Since 2024, my collective Studio 75 and I have decided to make walls speak. Not in an air conditioned gallery, not behind a protective glass but here, in the street, in the heart of the great secondhand clothing market of Cotonou, where life pulses at every hour of the day.
We chose this wall because it belongs to the people. And what could be more right than placing art where people live, work, cross paths and look at each other every single day?
The murals tell several stories at once. A warrior woman with piercing green eyes grips a thick rope with both hands, she pulls and refuses to let go this is the image of the African woman who fights every day for her dignity and her place in the world.
Right beside her, an African queen adorned with golden jewels and dressed in traditional geometric patterns looks at us with absolute serenity, a hummingbird at her side like a promise of renewal.
Explosive turquoise lettering and mosaics of vivid colors pink, red, yellow, green, blue dress the walls with new energy, turning this ordinary neighborhood into an open air museum.
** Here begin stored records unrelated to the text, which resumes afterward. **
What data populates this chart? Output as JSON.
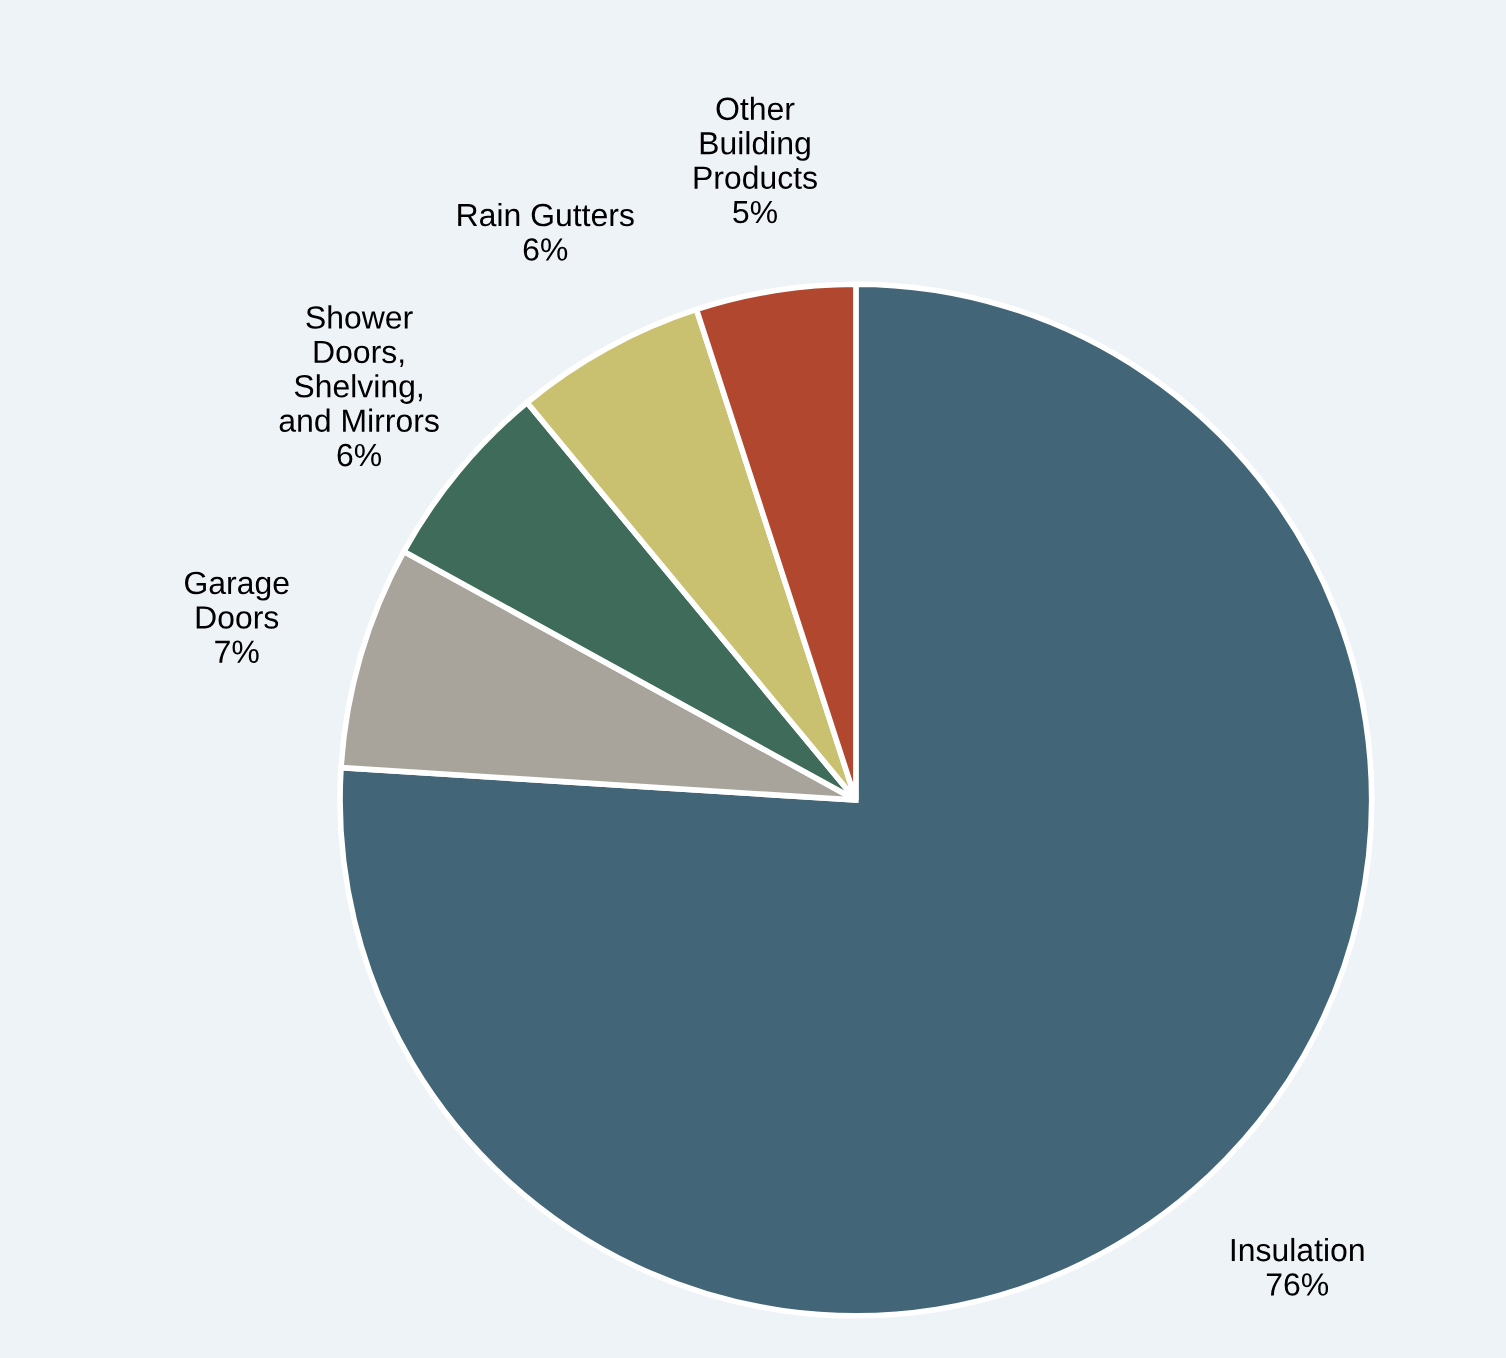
{
  "chart_data": {
    "type": "pie",
    "categories": [
      "Insulation",
      "Garage\nDoors",
      "Shower\nDoors,\nShelving,\nand Mirrors",
      "Rain Gutters",
      "Other\nBuilding\nProducts"
    ],
    "values": [
      76,
      7,
      6,
      6,
      5
    ],
    "value_labels": [
      "76%",
      "7%",
      "6%",
      "6%",
      "5%"
    ],
    "colors": [
      "#426578",
      "#a8a39b",
      "#3f6b5a",
      "#c9c070",
      "#b0472e"
    ],
    "legend": false
  }
}
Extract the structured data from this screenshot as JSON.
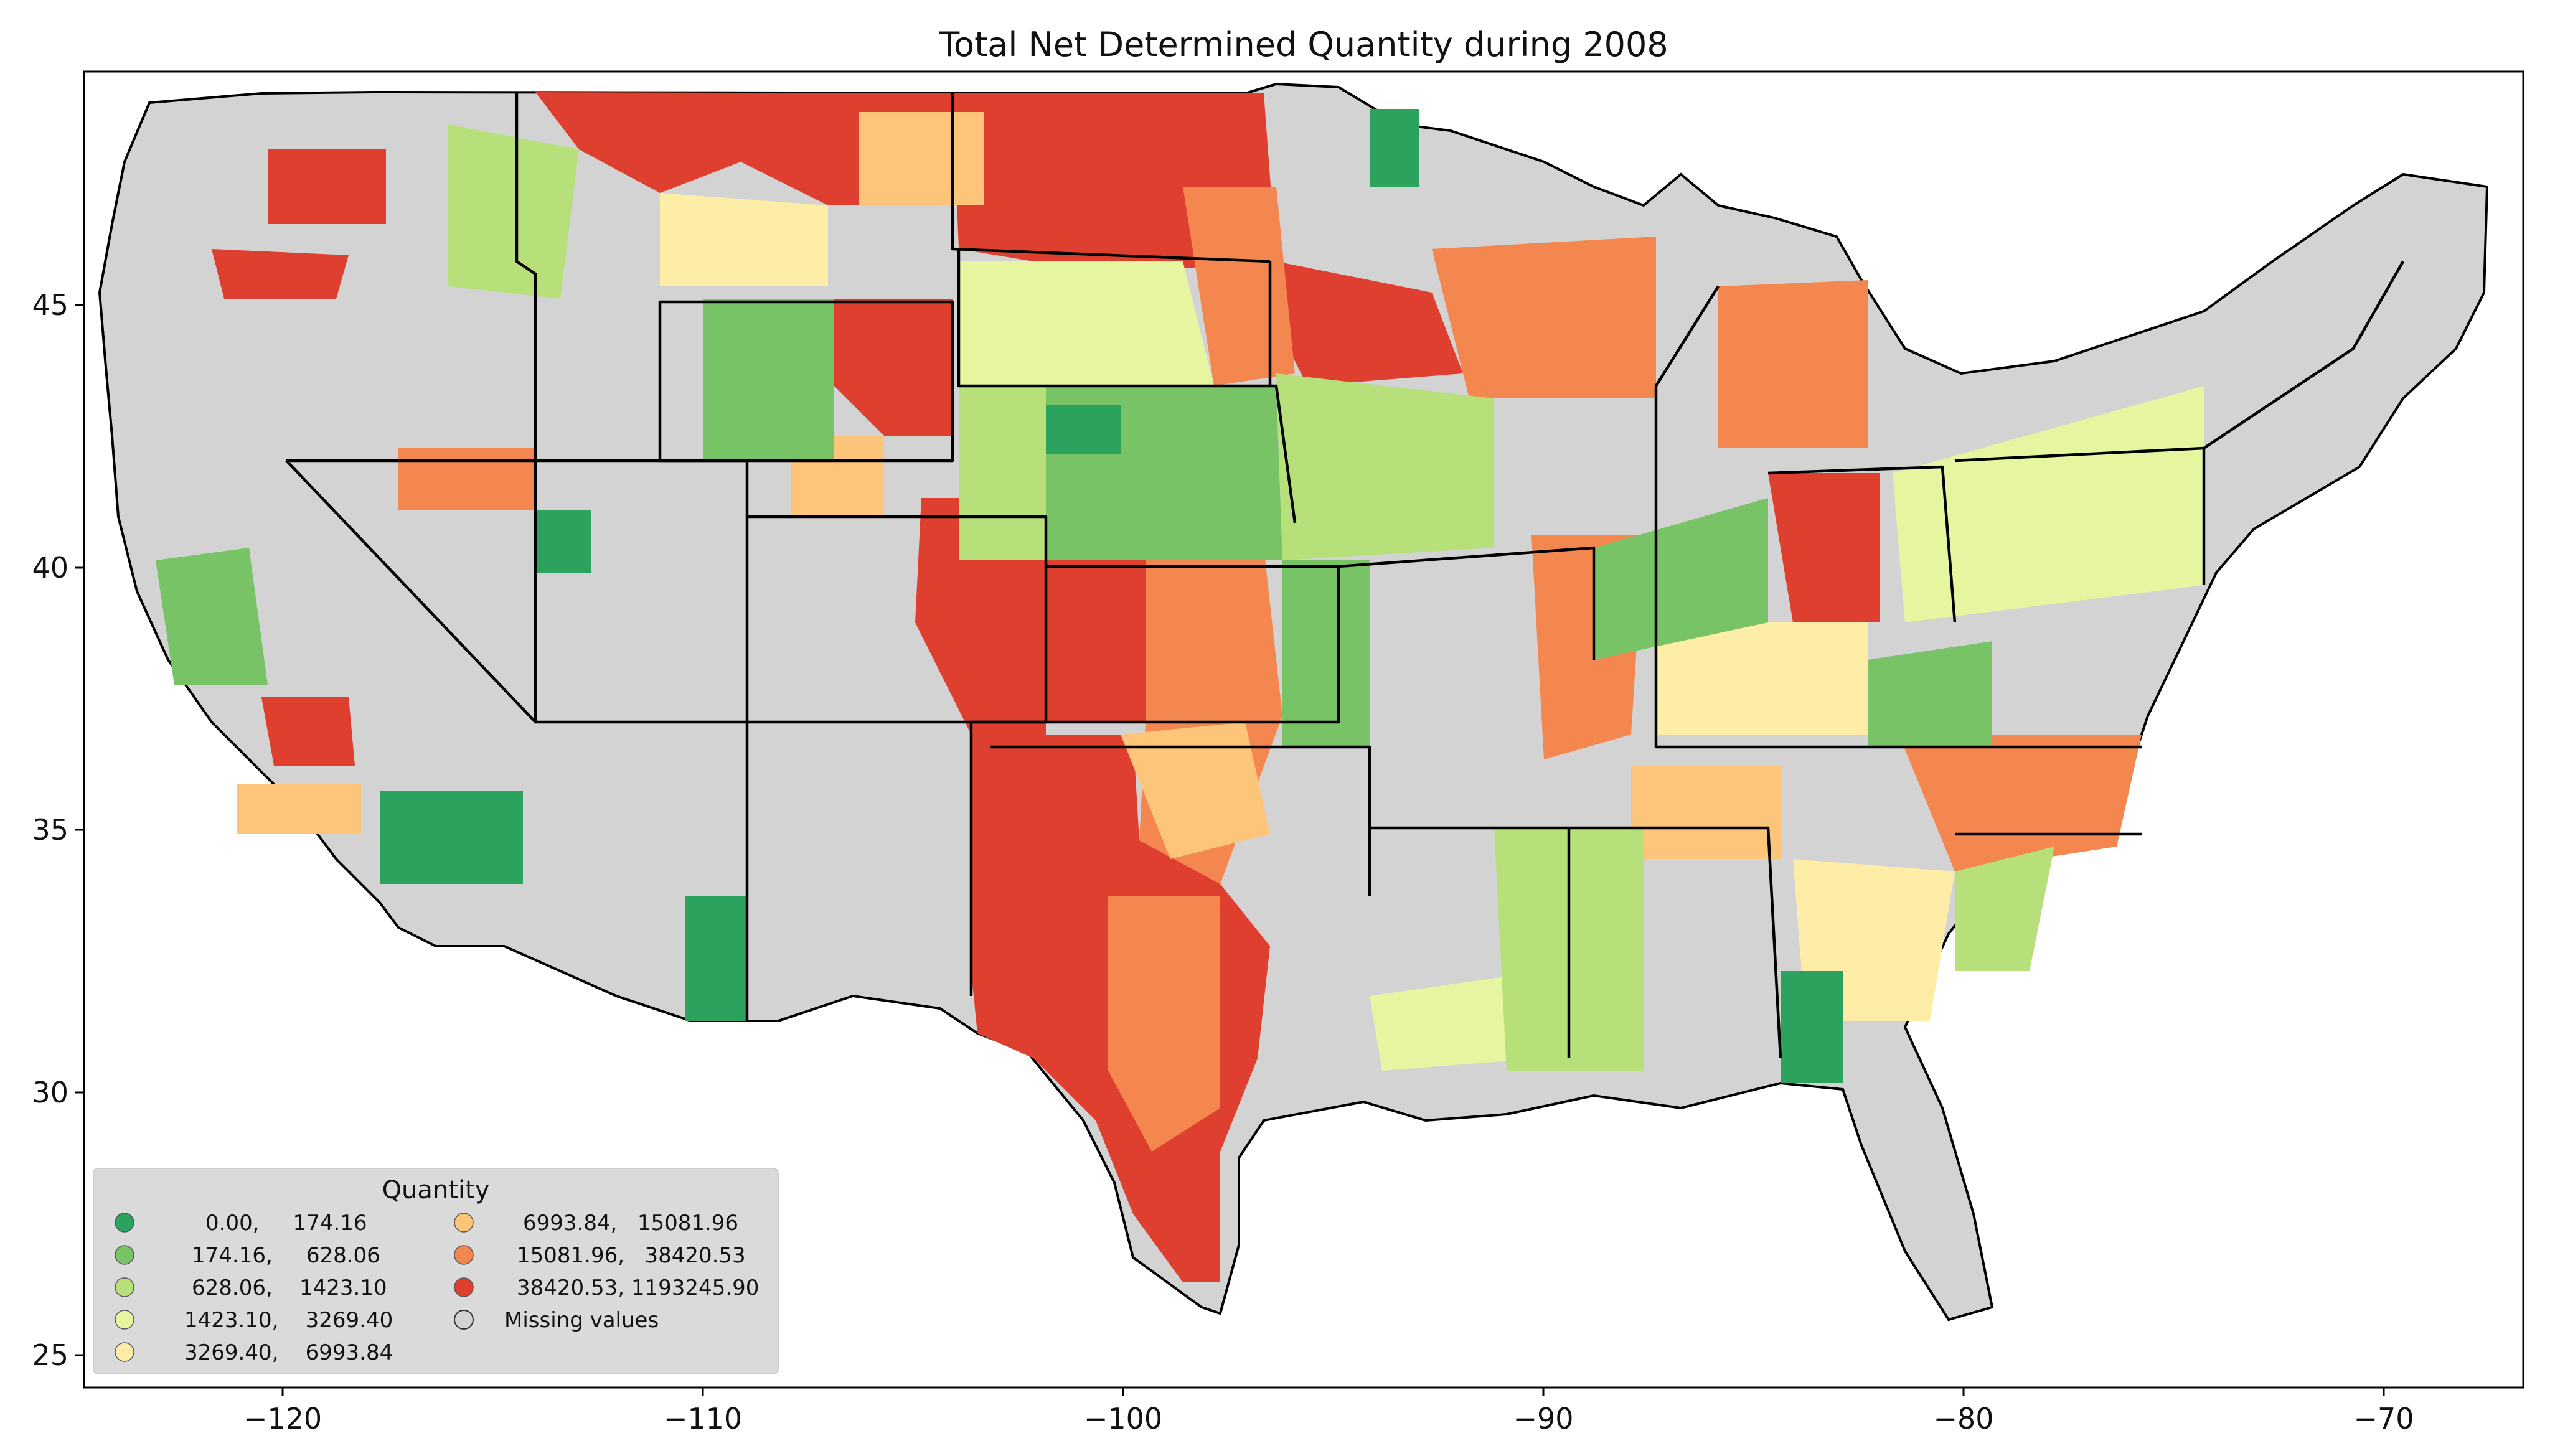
{
  "title": "Total Net Determined Quantity during 2008",
  "x_axis": {
    "ticks": [
      "−120",
      "−110",
      "−100",
      "−90",
      "−80",
      "−70"
    ]
  },
  "y_axis": {
    "ticks": [
      "45",
      "40",
      "35",
      "30",
      "25"
    ]
  },
  "legend": {
    "title": "Quantity",
    "items": [
      {
        "label": "0.00,     174.16",
        "color": "#2ca25f"
      },
      {
        "label": "174.16,     628.06",
        "color": "#78c365"
      },
      {
        "label": "628.06,    1423.10",
        "color": "#b7e07a"
      },
      {
        "label": "1423.10,    3269.40",
        "color": "#e6f5a0"
      },
      {
        "label": "3269.40,    6993.84",
        "color": "#fdeda6"
      },
      {
        "label": "6993.84,   15081.96",
        "color": "#fdc57a"
      },
      {
        "label": "15081.96,   38420.53",
        "color": "#f4874f"
      },
      {
        "label": "38420.53, 1193245.90",
        "color": "#de3f2e"
      },
      {
        "label": "Missing values",
        "color": "#d3d3d3"
      }
    ]
  },
  "colors": {
    "missing": "#d3d3d3",
    "border": "#000000",
    "frame": "#000000"
  }
}
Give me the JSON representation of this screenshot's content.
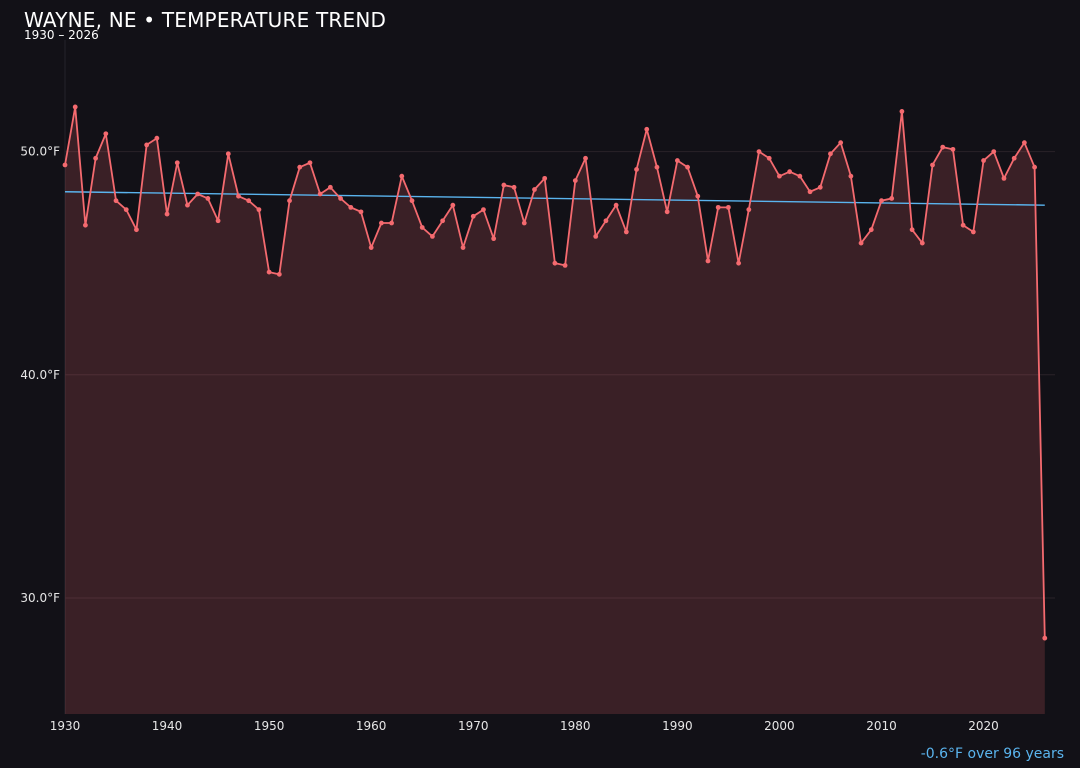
{
  "chart_data": {
    "type": "line",
    "title": "WAYNE, NE • TEMPERATURE TREND",
    "subtitle": "1930 – 2026",
    "annotation": "-0.6°F over 96 years",
    "xlim": [
      1930,
      2027
    ],
    "ylim": [
      24.8,
      55
    ],
    "x_ticks": [
      {
        "value": 1930,
        "label": "1930"
      },
      {
        "value": 1940,
        "label": "1940"
      },
      {
        "value": 1950,
        "label": "1950"
      },
      {
        "value": 1960,
        "label": "1960"
      },
      {
        "value": 1970,
        "label": "1970"
      },
      {
        "value": 1980,
        "label": "1980"
      },
      {
        "value": 1990,
        "label": "1990"
      },
      {
        "value": 2000,
        "label": "2000"
      },
      {
        "value": 2010,
        "label": "2010"
      },
      {
        "value": 2020,
        "label": "2020"
      }
    ],
    "y_ticks": [
      {
        "value": 30,
        "label": "30.0°F"
      },
      {
        "value": 40,
        "label": "40.0°F"
      },
      {
        "value": 50,
        "label": "50.0°F"
      }
    ],
    "grid": true,
    "colors": {
      "series": "#f46a6f",
      "area": "#f46a6f",
      "trend": "#5ab4ee",
      "background": "#121117",
      "grid": "#2a2229",
      "axis_text": "#e6e6e6"
    },
    "series": [
      {
        "x": [
          1930,
          1931,
          1932,
          1933,
          1934,
          1935,
          1936,
          1937,
          1938,
          1939,
          1940,
          1941,
          1942,
          1943,
          1944,
          1945,
          1946,
          1947,
          1948,
          1949,
          1950,
          1951,
          1952,
          1953,
          1954,
          1955,
          1956,
          1957,
          1958,
          1959,
          1960,
          1961,
          1962,
          1963,
          1964,
          1965,
          1966,
          1967,
          1968,
          1969,
          1970,
          1971,
          1972,
          1973,
          1974,
          1975,
          1976,
          1977,
          1978,
          1979,
          1980,
          1981,
          1982,
          1983,
          1984,
          1985,
          1986,
          1987,
          1988,
          1989,
          1990,
          1991,
          1992,
          1993,
          1994,
          1995,
          1996,
          1997,
          1998,
          1999,
          2000,
          2001,
          2002,
          2003,
          2004,
          2005,
          2006,
          2007,
          2008,
          2009,
          2010,
          2011,
          2012,
          2013,
          2014,
          2015,
          2016,
          2017,
          2018,
          2019,
          2020,
          2021,
          2022,
          2023,
          2024,
          2025,
          2026
        ],
        "values": [
          49.4,
          52.0,
          46.7,
          49.7,
          50.8,
          47.8,
          47.4,
          46.5,
          50.3,
          50.6,
          47.2,
          49.5,
          47.6,
          48.1,
          47.9,
          46.9,
          49.9,
          48.0,
          47.8,
          47.4,
          44.6,
          44.5,
          47.8,
          49.3,
          49.5,
          48.1,
          48.4,
          47.9,
          47.5,
          47.3,
          45.7,
          46.8,
          46.8,
          48.9,
          47.8,
          46.6,
          46.2,
          46.9,
          47.6,
          45.7,
          47.1,
          47.4,
          46.1,
          48.5,
          48.4,
          46.8,
          48.3,
          48.8,
          45.0,
          44.9,
          48.7,
          49.7,
          46.2,
          46.9,
          47.6,
          46.4,
          49.2,
          51.0,
          49.3,
          47.3,
          49.6,
          49.3,
          48.0,
          45.1,
          47.5,
          47.5,
          45.0,
          47.4,
          50.0,
          49.7,
          48.9,
          49.1,
          48.9,
          48.2,
          48.4,
          49.9,
          50.4,
          48.9,
          45.9,
          46.5,
          47.8,
          47.9,
          51.8,
          46.5,
          45.9,
          49.4,
          50.2,
          50.1,
          46.7,
          46.4,
          49.6,
          50.0,
          48.8,
          49.7,
          50.4,
          49.3,
          28.2
        ]
      }
    ],
    "trend": {
      "x": [
        1930,
        2026
      ],
      "values": [
        48.2,
        47.6
      ]
    }
  }
}
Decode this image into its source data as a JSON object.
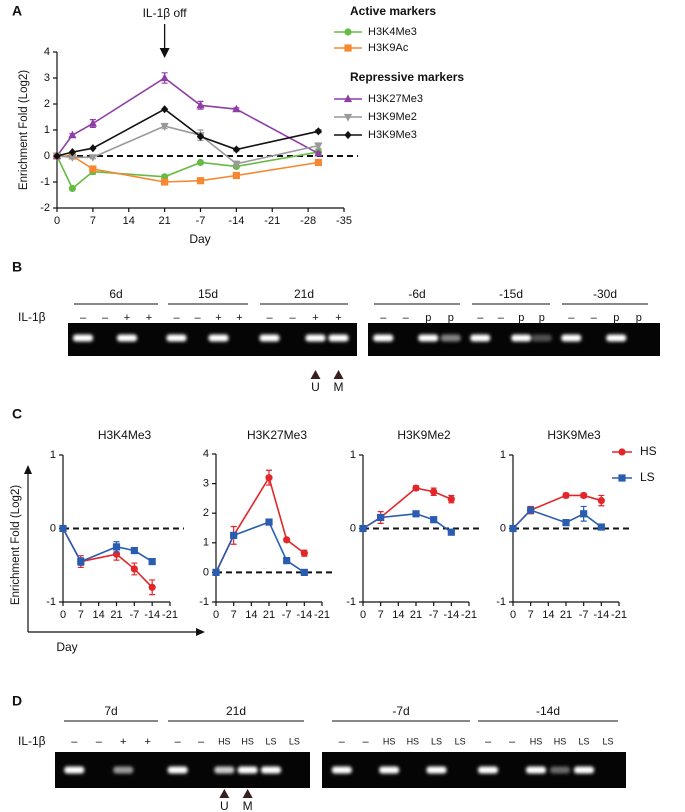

When I passed by these walls recently, I saw something that deeply moved me. The secondhand clothing vendors had set up their stalls all along the wall, using our art as the natural backdrop of their daily trade. The murals had become part of the identity of the market. Passersby stop, look and smile. Children point. Neighbors are proud.
This is exactly why Studio 75 exists. Art is not a luxury reserved for a few. Art is a universal language that belongs to the street, to the market, to the city, to everyone.